Sadar atau tidak, beberapa tahun terakhir ini, mereka banyak memodifikasi alur-alur cerita romantis yang ada. Aku betul-betul menangkap sejak nonton film Frozen (2013) yang pertama dimana tokoh Anna yang awalnya seolah-olah sudah click akan berjodoh dengan seorang pangeran ternyata nggak jadi, guys, karena terbukti si pangeran ini rupanya orang jahat. Setelah beberapa saat, barulah diketahui kalau pada akhirnya jodohnya adalah lelaki bernama Kristoff, orang biasa aja, yang baik hatinya dan beneran cinta tulus sama Anna.

Lagi, saat menonton film Maleficent (2014) yang menjadi semacam sekuel dari dongeng Sleeping Beauty, sebuah pesan yang mirip diangkat ke film-nya, bahwa cerita cinta tidak selalu berakhir bahagia. Tepuk salut untuk Disney yang berhasil membangun ulang cara kita melihat dongeng sang putri tidur, Aurora. Maleficent inilah peri yang di cerita Aurora pada umumnya dianggap sebagai tokoh antagonis yakni seorang peri jahat yang mengutuk putri itu. Padahal sebetulnya, ia merupakan peri baik yang ternyata menjadi keras hatinya sebab cinta pertamanya mengkhianatinya. Kasih sayangnya pada Aurora kemudian melembutkan hatinya. Kata siapa Aurora selamat dari kutukan “tidur”-nya karena ciuman seorang pangeran? Itu karena Maleficent, sang ibu angkatnya.

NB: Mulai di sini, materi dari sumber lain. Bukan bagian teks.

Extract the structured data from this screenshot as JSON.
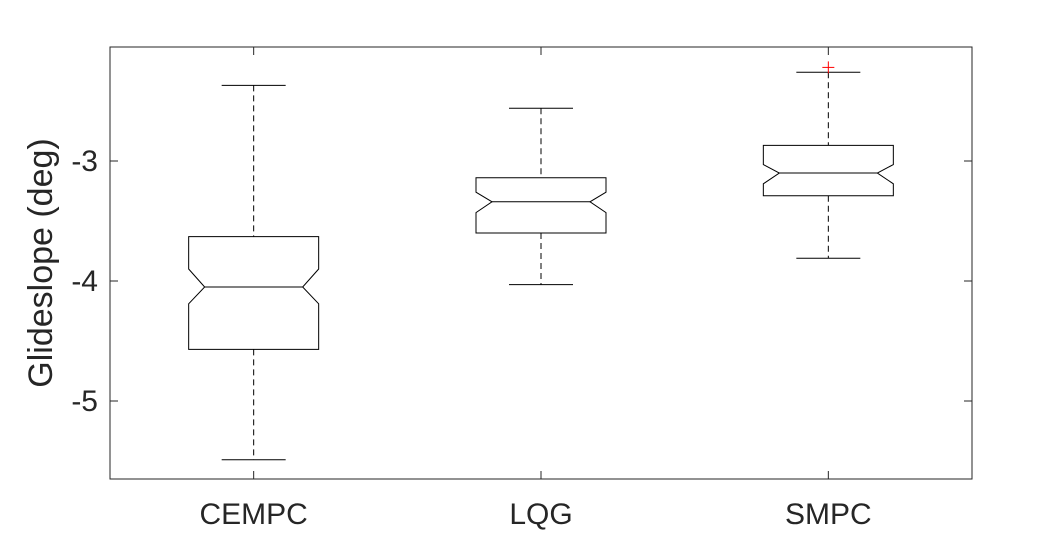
{
  "chart_data": {
    "type": "boxplot",
    "notched": true,
    "title": "",
    "xlabel": "",
    "ylabel": "Glideslope (deg)",
    "ylim": [
      -5.65,
      -2.05
    ],
    "yticks": [
      -5,
      -4,
      -3
    ],
    "ytick_labels": [
      "-5",
      "-4",
      "-3"
    ],
    "categories": [
      "CEMPC",
      "LQG",
      "SMPC"
    ],
    "boxes": [
      {
        "category": "CEMPC",
        "whisker_low": -5.49,
        "q1": -4.57,
        "median": -4.05,
        "q3": -3.63,
        "whisker_high": -2.37,
        "notch_low": -4.19,
        "notch_high": -3.9,
        "outliers": []
      },
      {
        "category": "LQG",
        "whisker_low": -4.03,
        "q1": -3.6,
        "median": -3.34,
        "q3": -3.14,
        "whisker_high": -2.56,
        "notch_low": -3.43,
        "notch_high": -3.26,
        "outliers": []
      },
      {
        "category": "SMPC",
        "whisker_low": -3.81,
        "q1": -3.29,
        "median": -3.1,
        "q3": -2.87,
        "whisker_high": -2.26,
        "notch_low": -3.19,
        "notch_high": -3.03,
        "outliers": [
          -2.22
        ]
      }
    ],
    "grid": false,
    "colors": {
      "box": "#000000",
      "median": "#000000",
      "whisker": "#000000",
      "outlier": "#ff0000",
      "axis": "#262626"
    }
  }
}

Sudut Pandang yang Berbeda

Dua karya ini, Frozen dan Maleficent, memang cenderung ingin menguatkan pandangan bahwa cinta pertama tidak ada apa-apanya, tidak selalu bahagia sejahtera sentosa, sakinah mawaddah warohmah. Di atas itu semua, hubungan keluarga adalah yang utama. Kira-kira begitulah pesan yang diangkat. Menurut desas-desus, dunia barat memang sempat resah karena beberapa karya film bucin membikin para remaja berandai-andai soal cinta pada pandangan pertama. Kisah cinta dalam cerita-cerita Disney dianggap unhealthy (tidak sehat) dan toxic (beracun), seperti disampaikan oleh Laura dalam loveisrespect.org.

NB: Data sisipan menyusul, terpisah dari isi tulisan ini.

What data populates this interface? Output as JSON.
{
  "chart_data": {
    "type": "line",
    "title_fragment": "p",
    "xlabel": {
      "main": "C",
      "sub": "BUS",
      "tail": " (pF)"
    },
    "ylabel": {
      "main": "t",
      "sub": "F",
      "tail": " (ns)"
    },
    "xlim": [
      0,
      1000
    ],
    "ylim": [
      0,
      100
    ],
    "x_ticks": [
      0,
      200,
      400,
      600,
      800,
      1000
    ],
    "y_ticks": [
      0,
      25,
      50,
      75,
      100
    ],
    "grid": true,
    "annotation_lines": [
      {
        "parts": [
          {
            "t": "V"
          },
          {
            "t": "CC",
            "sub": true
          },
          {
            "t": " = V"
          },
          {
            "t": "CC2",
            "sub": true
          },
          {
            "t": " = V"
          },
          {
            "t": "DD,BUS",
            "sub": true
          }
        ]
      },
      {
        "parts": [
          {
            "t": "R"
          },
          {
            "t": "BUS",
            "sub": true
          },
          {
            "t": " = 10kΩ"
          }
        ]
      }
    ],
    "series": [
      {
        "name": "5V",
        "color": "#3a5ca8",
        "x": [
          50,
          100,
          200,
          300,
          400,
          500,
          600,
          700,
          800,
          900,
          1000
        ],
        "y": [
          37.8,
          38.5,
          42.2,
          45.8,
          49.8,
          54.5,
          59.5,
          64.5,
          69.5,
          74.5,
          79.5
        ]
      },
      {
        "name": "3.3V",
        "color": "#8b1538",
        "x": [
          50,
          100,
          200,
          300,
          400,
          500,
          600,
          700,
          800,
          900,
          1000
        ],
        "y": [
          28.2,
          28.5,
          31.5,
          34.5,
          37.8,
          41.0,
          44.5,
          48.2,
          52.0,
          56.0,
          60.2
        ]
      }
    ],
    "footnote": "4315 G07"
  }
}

Begitulah kiranya mengapa dimunculkan sosok dua bersaudara, Anna dan Elsa, dalam film Frozen yang awalnya punya hubungan renggang. Seiring berjalannya waktu, Anna menyadari hubungan cintanya dengan pangeran jahat membawa celaka, dan ikatan persaudaraannya dengan Elsa adalah yang terpenting untuk dijaga pada akhirnya. Sebagaimana hubungan Maleficent dan Putri Aurora yang sudah seperti keluarga ternyata mengalahkan kekuatan cinta di balik “ciuman” sang pangeran untuk sang putri.

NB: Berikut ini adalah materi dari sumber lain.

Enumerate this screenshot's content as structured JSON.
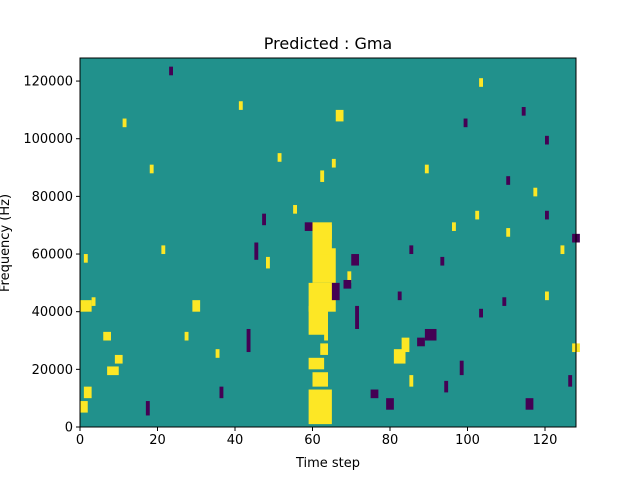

Lalu belakangan Disney muncul lagi dengan membawa film Aladdin (2019). Meskipun mengisahkan kisah cinta antara Aladdin dan Putri Jasmine, tetapi titik beratnya bukanlah pada hubungan keduanya. Melainkan pada perkembangan diri dan karakter kedua tokoh, khususnya Putri Jasmine. Begitu jelas, Disney ingin mengangkat semangat women empowerment dalam cerita tersebut. Inti ceritanya berpusat pada bagaimana keberaniaan Putri Jasmine untuk bersuara atas ketidakadilan yang dilakukan Ja’far, tokoh antagonis dalam cerita.

Menarik ya mengikuti perkembangan beragam alur cerita-cerita romantis itu. Kira-kira ke depan akan dibawakan seperti apa? Apakah teman-teman sudah ada pandangan? Share your thoughts, please!